Error: creating IAM Role (de-c4w4a1-glue-role): operation error IAM: CreateRole, https response error StatusCode: 409, RequestID: 7384f773-15e0-4bcf-8fcc-0a16cb836e22, EntityAlreadyExists: Role with name de-c4w4a1-glue-role already exists.
And a similar error to CreateIAMRole

I will move this thread to the discussion forum area for that course.

Posting in the “AI Discussions” forum will not get you many answers related to a specific course.

Hi,

I think this pertains to the second data source (new API).

Please make sure to copy the correct endpoint value from the CloudFormation outputs tab and replace the placeholder <API_ENDPOINT> with it (i.e., item 2.4)

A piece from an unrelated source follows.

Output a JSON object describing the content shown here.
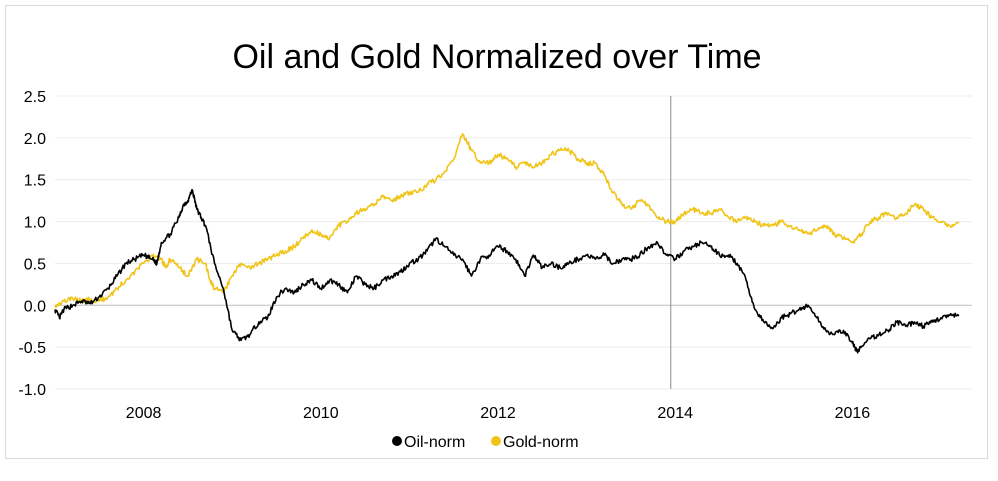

Then, test the API by performing a GET request to the endpoint (i.e., item 2.5). Please run the cell below it and make sure that you get a status code 200 before proceeding to the next items.

1 Like

Hi,
I modified it in the notebook, and it get 200 as result. I modified it in two places in glue.tf. I now get the error in the AWS console:

HTTPError: 404 Client Error: Not Found for url: http://ec2-3-223-128-148.compute-1.amazonaws.com/?start_date=2020-01-01&end_date=2020-01-31

Hi,

Could you please share more details about the specific step where you’re encountering the issue? This will help us assist you more effectively.

In Item 2.5 I get status code 200, so everything is ok up to that point.

The problem arises in point 4.1.7. There I have to run the scripts:

aws glue start-job-run --job-name | jq -r ‘.JobRunId’

This sentence runs ok. But when I try if they run ok:

aws glue get-job-run --job-name --run-id --output text --query “JobRun.JobRunState”

with the scripts de-c4w4a1-api-users-extract-job and de-c4w4a1-api-sessions-extract-job I get

FAILED.

For the script de-c4w4a1-rds-extract-job I get SUCCEEDED.

When I go to the AWS Console to G3 and I go to Run in these jobs I get

HTTPError: 404 Client Error: Not Found for url: http://ec2-54-243-232-194.compute-1.amazonaws.com/?start_date=2020-01-01&end_date=2020-01-31

Thanks in advance.

Thanks in advance.

Hello,

Could you please start by checking whether you’re able to extract the sample data from the two API sources, as outlined in steps 2.6 to 2.7? You should receive a JSON response containing the data content.

Next, please ensure that you’ve included the required endpoint parameters in the Python script for the API, as described in step 4.1.1, and that the changes are saved correctly.

Also, kindly review step 4.1.3 to confirm that no modifications were made to this section. Only uncomment the lines specified in step 4.1.4, as instructed.